One could argue that it's the other way around, of course. The voters changed the debate; the poll questions they answered began showing that they wanted a change in direction, and the ballots they cast made that change possible. Pelosi says, essentially, that the voters haven't done enough: Because the voters haven't given Democrats 60 votes in the Senate, they can't overcome a Republican filibuster. "It's the 60-vote requirement," Pelosi complained Tuesday. "We apologize to no one," Senate Majority Leader Harry Reid chimed in. "We're sorry we don't have the support of Republicans."
But with majorities in the House and the Senate, Democrats could simply refuse to pass any further funding for the war unless the president agreed to whatever timetable they want for bringing the troops home. Will they do that? Probably not, but it's not because the Republicans have some procedural tool for blocking them. It's because they don't have the political will to do it.

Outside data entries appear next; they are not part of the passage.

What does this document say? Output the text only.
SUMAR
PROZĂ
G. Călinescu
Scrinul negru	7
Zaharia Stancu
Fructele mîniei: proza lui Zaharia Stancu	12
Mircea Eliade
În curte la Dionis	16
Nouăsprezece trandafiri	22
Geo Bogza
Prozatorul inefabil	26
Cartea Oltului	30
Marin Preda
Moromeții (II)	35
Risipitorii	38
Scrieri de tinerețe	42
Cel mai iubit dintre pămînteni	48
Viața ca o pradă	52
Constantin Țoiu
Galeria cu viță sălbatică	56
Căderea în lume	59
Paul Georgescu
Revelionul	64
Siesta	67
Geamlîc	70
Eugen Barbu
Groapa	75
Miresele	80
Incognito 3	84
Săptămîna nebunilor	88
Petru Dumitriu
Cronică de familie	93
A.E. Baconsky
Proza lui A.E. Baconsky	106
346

So does anyone have any other ideas? As CQ Politics reports this morning, Democratic Sens. Carl Levin and Jack Reed are working on a bill that could require Bush "to begin substantial reductions in U.S. forces in 120 days" without actually defining what "substantial reductions" are and probably without setting an end date for a complete withdrawal.
Isn't that pretty much what Petraeus has recommended?

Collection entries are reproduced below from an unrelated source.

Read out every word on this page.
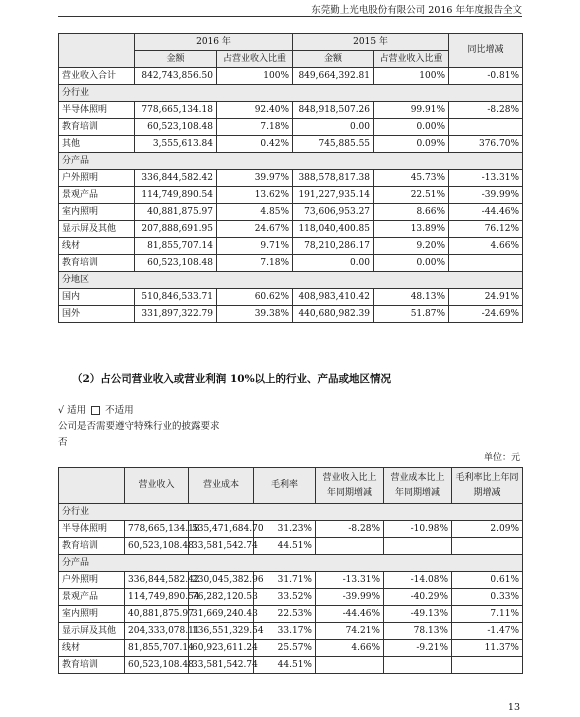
东莞勤上光电股份有限公司 2016 年年度报告全文
	2016 年		2015 年		同比增减
	金额	占营业收入比重	金额	占营业收入比重	
营业收入合计	842,743,856.50	100%	849,664,392.81	100%	-0.81%
分行业					
半导体照明	778,665,134.18	92.40%	848,918,507.26	99.91%	-8.28%
教育培训	60,523,108.48	7.18%	0.00	0.00%	
其他	3,555,613.84	0.42%	745,885.55	0.09%	376.70%
分产品					
户外照明	336,844,582.42	39.97%	388,578,817.38	45.73%	-13.31%
景观产品	114,749,890.54	13.62%	191,227,935.14	22.51%	-39.99%
室内照明	40,881,875.97	4.85%	73,606,953.27	8.66%	-44.46%
显示屏及其他	207,888,691.95	24.67%	118,040,400.85	13.89%	76.12%
线材	81,855,707.14	9.71%	78,210,286.17	9.20%	4.66%
教育培训	60,523,108.48	7.18%	0.00	0.00%	
分地区					
国内	510,846,533.71	60.62%	408,983,410.42	48.13%	24.91%
国外	331,897,322.79	39.38%	440,680,982.39	51.87%	-24.69%
（2）占公司营业收入或营业利润 10%以上的行业、产品或地区情况
√ 适用 不适用
公司是否需要遵守特殊行业的披露要求
否
单位：元
	营业收入	营业成本	毛利率	营业收入比上年同期增减	营业成本比上年同期增减	毛利率比上年同期增减
分行业						
半导体照明	778,665,134.18	535,471,684.70	31.23%	-8.28%	-10.98%	2.09%
教育培训	60,523,108.48	33,581,542.74	44.51%			
分产品						
户外照明	336,844,582.42	230,045,382.96	31.71%	-13.31%	-14.08%	0.61%
景观产品	114,749,890.54	76,282,120.53	33.52%	-39.99%	-40.29%	0.33%
室内照明	40,881,875.97	31,669,240.43	22.53%	-44.46%	-49.13%	7.11%
显示屏及其他	204,333,078.11	136,551,329.54	33.17%	74.21%	78.13%	-1.47%
线材	81,855,707.14	60,923,611.24	25.57%	4.66%	-9.21%	11.37%
教育培训	60,523,108.48	33,581,542.74	44.51%			
13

Yes, CQ Politics says, "but Reed pointed out that the senators floated the idea first."
Jiminy God.
Sen. Barack Obama will unveil his latest Iraq proposal in a speech in Clinton, Iowa, today. His plan: Begin removing combat brigades from Iraq at the rate of "one or two" per month, with all combat brigades out of the country by the end of 2008. "We must get out strategically and carefully, removing troops from secure areas first and keeping troops in more volatile areas until later," Obama says in a draft of the speech obtained by the Associated Press.

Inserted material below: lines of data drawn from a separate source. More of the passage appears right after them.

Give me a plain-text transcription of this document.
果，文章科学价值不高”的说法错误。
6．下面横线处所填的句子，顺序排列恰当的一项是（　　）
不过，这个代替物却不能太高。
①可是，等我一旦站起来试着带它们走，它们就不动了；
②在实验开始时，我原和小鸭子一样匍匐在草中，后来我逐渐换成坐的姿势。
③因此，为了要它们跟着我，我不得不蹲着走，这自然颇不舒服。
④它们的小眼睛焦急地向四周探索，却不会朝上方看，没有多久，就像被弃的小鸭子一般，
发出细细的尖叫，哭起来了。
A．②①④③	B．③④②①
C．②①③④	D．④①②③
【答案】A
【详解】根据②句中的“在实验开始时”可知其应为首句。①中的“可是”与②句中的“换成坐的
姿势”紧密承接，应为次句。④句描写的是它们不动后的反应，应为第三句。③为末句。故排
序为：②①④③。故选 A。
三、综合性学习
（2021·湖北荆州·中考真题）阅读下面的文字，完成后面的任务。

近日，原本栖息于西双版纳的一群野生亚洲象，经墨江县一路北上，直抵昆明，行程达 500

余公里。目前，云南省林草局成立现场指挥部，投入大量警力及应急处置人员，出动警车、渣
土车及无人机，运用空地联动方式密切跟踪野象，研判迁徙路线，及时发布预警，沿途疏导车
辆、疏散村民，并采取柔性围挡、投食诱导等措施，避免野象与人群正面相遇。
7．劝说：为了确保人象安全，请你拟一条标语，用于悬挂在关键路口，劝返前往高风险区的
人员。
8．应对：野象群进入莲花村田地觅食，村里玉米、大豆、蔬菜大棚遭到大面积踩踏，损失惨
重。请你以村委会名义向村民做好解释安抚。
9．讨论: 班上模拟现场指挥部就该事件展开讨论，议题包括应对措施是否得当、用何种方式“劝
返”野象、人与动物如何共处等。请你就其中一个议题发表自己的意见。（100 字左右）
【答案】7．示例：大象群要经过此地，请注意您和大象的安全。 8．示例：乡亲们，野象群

It's inconceivable that enough sympathetic Republicans in the Senate will go that far, but the number of GOP senators willing at least to talk the talk about changing course does seem to increase each time the subject of the war comes before the Senate. Aside from hardcore loyalists like John McCain, John Cornyn and James Inhofe -- and Joe Lieberman, of course -- we didn't hear much of anyone in the Senate giving unequivocal support to the Petraeus-Bush plan in Tuesday's marathon day of hearings.
John Warner isn't happy with the Petraeus plan. Neither is Chuck Hagel nor Richard Lugar. Indeed, even former war booster Elizabeth Dole said Tuesday that the problems in Iraq stem "in large part" from the Bush administration's "substantial failure to understand the full implications of our military invasion," and that she's now ready to support "what some have called 'action-forcing measures.'" That's probably not a binding timetable for withdrawal, but it might be legislation requiring or at least recommending a shift in the U.S. mission away from refereeing a civil war and toward training Iraqis, protecting the borders and fighting terrorists. That sort of bill could have enough bipartisan support to get over the 60-vote hump in the Senate, especially if it doesn't come too close to actually requiring the president to do anything, but only if Democrats like Chris Dodd don't walk away in disgust first.
It's a sad state of affairs when the best that a Democratic majority may be able to do is whatever the Elizabeth Doles of the world deign to do themselves. But unless the Democrats seriously seize the power the voters handed them in November, that's all we're going to get from them this time, and then we'll just do this all over again when Petraeus reports back to Congress next March.